I'm sending a very large string from one application to another on localhost using sockets in python. Small strings move instantly, but large strings seem to take a while longer (I say large, but I'm talking maybe a MB or two at the very most). Enough that I have to sit and wait a few seconds after I do something in one app before it shows up in another.

What bottlenecks are involved here? As I understand it, with sockets on 127.0.0.1, all I'm really doing is moving data from one point in memory to another. So transferring even hundreds of MB at a time should move perceptually instantly on my workstation.

+3  A: 

You are still moving the data through the entire network stack, just not going out through the network interface card itself.

There may be some shortcuts taken around the network stack with localhost, but it's most likely dependent on how the stack is implemented on the system you are using. Regardless shared memory or pipes will be much faster.

Here is a high level overview: http://docs.python.org/howto/sockets.html

PS: Not sure if this will work for your case, but the multiprocessing module has a some ways of sharing data between several processes in an efficient way.

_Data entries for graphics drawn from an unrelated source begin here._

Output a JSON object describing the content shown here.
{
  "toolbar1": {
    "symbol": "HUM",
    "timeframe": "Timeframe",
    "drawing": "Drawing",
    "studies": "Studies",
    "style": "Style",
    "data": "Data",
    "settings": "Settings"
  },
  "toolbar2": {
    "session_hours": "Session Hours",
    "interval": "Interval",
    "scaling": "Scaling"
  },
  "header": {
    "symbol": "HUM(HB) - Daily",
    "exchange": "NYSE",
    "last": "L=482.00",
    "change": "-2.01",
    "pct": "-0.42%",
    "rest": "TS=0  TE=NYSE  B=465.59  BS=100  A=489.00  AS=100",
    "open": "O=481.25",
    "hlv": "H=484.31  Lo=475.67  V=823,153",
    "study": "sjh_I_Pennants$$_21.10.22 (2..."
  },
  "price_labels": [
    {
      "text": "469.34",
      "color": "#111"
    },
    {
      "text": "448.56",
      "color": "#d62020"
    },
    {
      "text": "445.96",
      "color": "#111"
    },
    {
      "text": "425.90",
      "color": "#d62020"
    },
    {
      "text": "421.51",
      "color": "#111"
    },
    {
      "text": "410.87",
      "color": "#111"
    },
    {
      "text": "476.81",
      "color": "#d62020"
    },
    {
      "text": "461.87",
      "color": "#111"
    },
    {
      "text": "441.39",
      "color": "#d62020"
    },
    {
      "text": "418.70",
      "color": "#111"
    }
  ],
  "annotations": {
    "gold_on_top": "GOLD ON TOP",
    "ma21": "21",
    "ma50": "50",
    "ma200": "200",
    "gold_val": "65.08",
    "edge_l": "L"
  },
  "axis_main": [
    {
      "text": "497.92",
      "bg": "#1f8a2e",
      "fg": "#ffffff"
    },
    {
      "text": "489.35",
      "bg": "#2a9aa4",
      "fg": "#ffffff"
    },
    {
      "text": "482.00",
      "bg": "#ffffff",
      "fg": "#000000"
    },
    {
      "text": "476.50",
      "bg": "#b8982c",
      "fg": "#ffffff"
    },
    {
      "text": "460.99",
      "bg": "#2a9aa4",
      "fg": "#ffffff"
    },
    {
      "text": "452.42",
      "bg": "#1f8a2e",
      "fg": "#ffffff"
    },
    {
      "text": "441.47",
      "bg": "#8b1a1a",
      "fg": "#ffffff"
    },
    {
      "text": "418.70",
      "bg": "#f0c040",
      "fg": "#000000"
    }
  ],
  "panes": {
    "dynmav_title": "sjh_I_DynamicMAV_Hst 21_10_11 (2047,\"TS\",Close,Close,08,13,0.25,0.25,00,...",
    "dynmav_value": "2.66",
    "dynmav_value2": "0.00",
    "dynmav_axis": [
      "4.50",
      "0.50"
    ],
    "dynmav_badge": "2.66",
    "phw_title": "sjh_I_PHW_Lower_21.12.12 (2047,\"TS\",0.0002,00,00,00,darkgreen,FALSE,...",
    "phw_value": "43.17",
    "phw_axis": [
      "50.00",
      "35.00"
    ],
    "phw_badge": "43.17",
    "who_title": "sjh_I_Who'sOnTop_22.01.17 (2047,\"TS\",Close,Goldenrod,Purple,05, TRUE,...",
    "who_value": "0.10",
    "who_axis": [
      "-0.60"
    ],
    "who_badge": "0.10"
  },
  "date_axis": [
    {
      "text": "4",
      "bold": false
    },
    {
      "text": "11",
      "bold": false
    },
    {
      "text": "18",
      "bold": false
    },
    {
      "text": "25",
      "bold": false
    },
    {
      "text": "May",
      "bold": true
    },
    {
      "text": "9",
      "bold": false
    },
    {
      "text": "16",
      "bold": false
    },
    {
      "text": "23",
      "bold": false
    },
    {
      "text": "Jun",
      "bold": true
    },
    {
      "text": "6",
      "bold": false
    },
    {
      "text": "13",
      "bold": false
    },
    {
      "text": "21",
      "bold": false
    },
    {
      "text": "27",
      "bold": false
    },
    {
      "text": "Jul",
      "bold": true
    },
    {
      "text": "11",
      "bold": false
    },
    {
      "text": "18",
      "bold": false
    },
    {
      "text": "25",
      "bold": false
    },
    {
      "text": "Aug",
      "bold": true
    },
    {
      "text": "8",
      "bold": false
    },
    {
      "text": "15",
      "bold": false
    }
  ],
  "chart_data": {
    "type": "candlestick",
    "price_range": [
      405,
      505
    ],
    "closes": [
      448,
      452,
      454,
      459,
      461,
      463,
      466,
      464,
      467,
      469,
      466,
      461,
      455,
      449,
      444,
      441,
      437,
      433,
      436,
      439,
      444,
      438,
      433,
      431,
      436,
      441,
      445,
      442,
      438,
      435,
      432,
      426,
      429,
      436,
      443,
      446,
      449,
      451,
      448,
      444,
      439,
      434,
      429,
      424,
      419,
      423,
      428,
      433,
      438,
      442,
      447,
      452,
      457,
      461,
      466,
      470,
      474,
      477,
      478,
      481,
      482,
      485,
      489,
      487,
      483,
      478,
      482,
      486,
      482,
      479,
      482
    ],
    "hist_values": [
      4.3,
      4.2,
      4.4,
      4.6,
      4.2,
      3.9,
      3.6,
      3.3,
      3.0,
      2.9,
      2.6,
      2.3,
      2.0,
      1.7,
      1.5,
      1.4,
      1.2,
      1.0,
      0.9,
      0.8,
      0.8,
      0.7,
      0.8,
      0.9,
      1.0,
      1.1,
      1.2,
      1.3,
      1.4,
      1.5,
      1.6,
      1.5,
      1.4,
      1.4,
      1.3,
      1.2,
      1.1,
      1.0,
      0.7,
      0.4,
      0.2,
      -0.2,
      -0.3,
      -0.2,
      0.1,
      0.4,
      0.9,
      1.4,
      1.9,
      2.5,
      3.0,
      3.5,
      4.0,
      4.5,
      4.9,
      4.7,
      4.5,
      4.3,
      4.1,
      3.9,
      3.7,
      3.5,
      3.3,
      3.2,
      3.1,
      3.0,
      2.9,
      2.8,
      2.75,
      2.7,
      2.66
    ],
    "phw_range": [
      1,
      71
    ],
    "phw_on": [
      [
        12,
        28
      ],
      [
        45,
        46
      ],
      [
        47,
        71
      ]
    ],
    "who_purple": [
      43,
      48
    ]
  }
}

PPS: You could try using a UDP socket instead of a TCP socket. This could potentially give you better throughput and not change drastically your method of IPC.

MattK
Would it then make sense to compress the string before sending it through the socket and deflating it on the other side?
directedition
Sockets, on the other hand, are very flexible when it's time to deploy the apps. It's a major coding effort to spread two processes talking via shared memory onto two boxes. With sockets - it's a parameter change. It's always a trade-off.
Nikolai N Fetissov
@directedition: No. Compressing is likely to be much slower than the gain.